About this gum disease and Alzheimer’s disease research news
Author: Press Office Contact: UCLan Source: Press Office – UCLan Image: The image is credited to UCLan
Antimicrobial, Polarizing Light, and Paired Helical Filament Properties of Fragmented Tau Peptides of Selected Putative Gingipains
Background: Tau is an established substrate for gingipains secreted by Porphyromonas gingivalis. Hyperphosphorylation of tau and neurofibrillary tangle (NFT) formation is a defining lesion of Alzheimer’s disease (AD) where NFT distribution is related to Braak stage and disease severity.
Objective: To assess gingipains’-fragmented tau peptides for their antimicrobial properties and for the likelihood of paired helical/straight filament (PHF/SF) formation with implications for the NFT lesion.
Methods: Seven non-phosphorylated (A-G) and three phosphorylated (A-C) tau peptides, were tested for antimicrobial properties against P. gingivalis. Polarizing light properties were determined using Congo Red staining. Secondary and tertiary structures of peptides B-F were determined using transmission electron microscopy (TEM) and circular dichroism (CD) was undertaken for the soluble peptides A in phosphorylated and non-phosphorylated states.
Results: Phosphorylated tau peptide A displayed a significant effect against planktonic P. gingivalis. The CD results demonstrated that both peptides A, in phosphorylated and non-phosphorylated states, in aqueous solution, adopted mainly β-type structures. Non-phosphorylated peptides B-F and phosphorylated peptides B-C were insoluble and fibrillar under the TEM. The secondary and tertiary structures of the non-phosphorylated peptide B demonstrated fewer helical twists, whereas peptide C displayed significantly more helical twists along the whole fiber(s) length following its phosphorylation.
Conclusion: Phosphorylated peptide A reduced P. gingivalis viability. CD spectroscopy demonstrated the phosphorylated and the non-phosphorylated peptide A predominantly formed from β-sheet structures in aqueous solution with potential antimicrobial activity. Phosphorylation of tau peptides physically changed their tertiary structure into PHFs with potential for self-aggregation and binding to the NFT lesion.

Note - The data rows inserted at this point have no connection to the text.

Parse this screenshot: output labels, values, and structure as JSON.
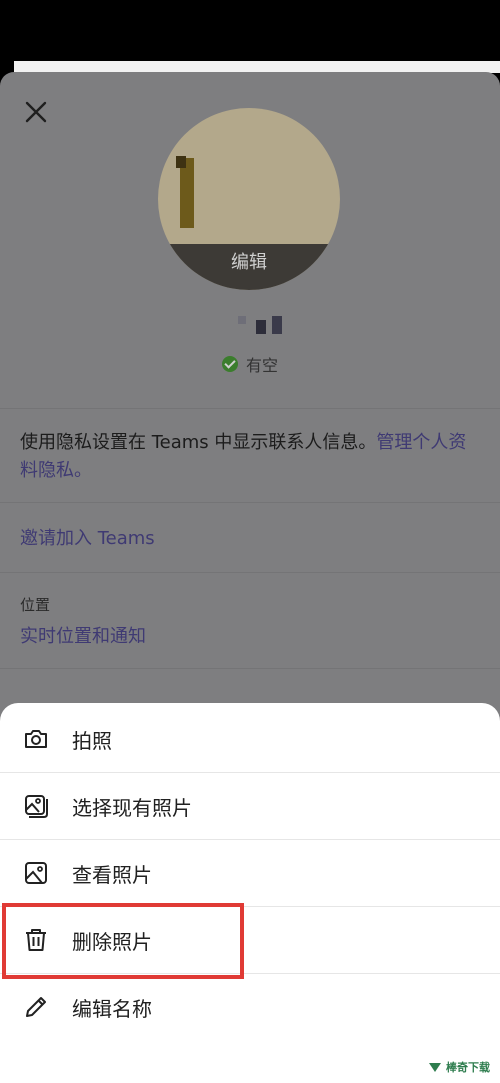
{
  "profile": {
    "avatar_edit_label": "编辑",
    "status_text": "有空",
    "privacy_text": "使用隐私设置在 Teams 中显示联系人信息。",
    "privacy_link": "管理个人资料隐私。",
    "invite_link": "邀请加入 Teams",
    "location_label": "位置",
    "location_link": "实时位置和通知"
  },
  "sheet": {
    "items": [
      {
        "label": "拍照",
        "icon": "camera-icon"
      },
      {
        "label": "选择现有照片",
        "icon": "photo-gallery-icon"
      },
      {
        "label": "查看照片",
        "icon": "image-icon"
      },
      {
        "label": "删除照片",
        "icon": "trash-icon"
      },
      {
        "label": "编辑名称",
        "icon": "pencil-icon"
      }
    ]
  },
  "watermark": "棒奇下载",
  "colors": {
    "accent_link": "#3f3a73",
    "status_available": "#3b7d2d",
    "highlight_border": "#e03a35"
  }
}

Porphyromonas gingivalis Conditioned Medium Induces Amyloidogenic Processing of the Amyloid-β Protein Precursor upon in vitro Infection of SH-SY5Y Cells
Cleavage of the amyloid-β protein precursor (AβPP) mediated by host secretase enzymes, releases several fragments including amyloid-β (Aβ40 and Aβ42).

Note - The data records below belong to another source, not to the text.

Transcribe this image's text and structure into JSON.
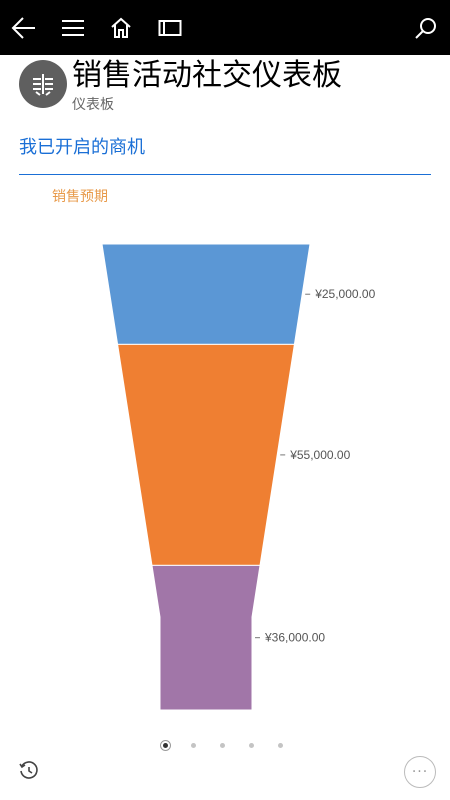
{
  "toolbar": {
    "icons": [
      "back-arrow-icon",
      "hamburger-menu-icon",
      "home-icon",
      "window-icon",
      "search-icon"
    ]
  },
  "header": {
    "title": "销售活动社交仪表板",
    "subtitle": "仪表板",
    "avatar_icon": "dashboard-logo-icon"
  },
  "section": {
    "title": "我已开启的商机",
    "accent": "#1a6fd6"
  },
  "chart_data": {
    "type": "funnel",
    "title": "销售预期",
    "stages": [
      {
        "label": "¥25,000.00",
        "value": 25000,
        "color": "#5b97d5"
      },
      {
        "label": "¥55,000.00",
        "value": 55000,
        "color": "#ef7f32"
      },
      {
        "label": "¥36,000.00",
        "value": 36000,
        "color": "#a176a8"
      }
    ]
  },
  "pager": {
    "count": 5,
    "active_index": 0
  },
  "footer": {
    "history_icon": "history-clock-icon",
    "more_label": "···"
  }
}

To determine if Porphyromonas gingivalis conditioned medium cleaved AβPP to release Aβ40 and Aβ42.
The SH-SY5Y cell line was challenged, in vitro, with P. gingivalis (Pg381) conditioned medium in the presence/absence of cytokines. The cells and their supernatants were assessed for AβPP cleavage fragments by immunoblotting and transmission electron microscopy.
Western blotting of the cell lysates with the anti-AβPP C-terminal antibody demonstrated variable molecular weight bands corresponding to full length and fragmented AβPP in lanes treated with the following factors: Tryptic soy broth (TSB), Pg381, IL-6, Pg381 + IL-1β, and Pg381 + TNF-α. The low molecular weight bands corresponding to the C99 dimerized fragment were observed in the Pg381 and interlukin-6 (IL-6) treated groups and were significantly more intense in the presence of Pg381 with either IL-6 or TNF-α. Bands corresponding to the dimerized C83 fragment were observed with cells treated with TNF-α alone and with Pg381 combined with IL-1β or IL-6 or TNF-α. The anti-Aβ antibody detected statistically significant Aβ40 and Aβ42, levels when these two Aβ species were pooled across test samples and compared to the untreated group. Electron microscopic examination of the supernatants demonstrated insoluble Aβ40 and Aβ42.
These observations strongly imply that AβPP is an infection responsive protein cleaved via the amyloidogenic pathway on exposure to conditioned medium and in the presence of pro-inflammatory mediators.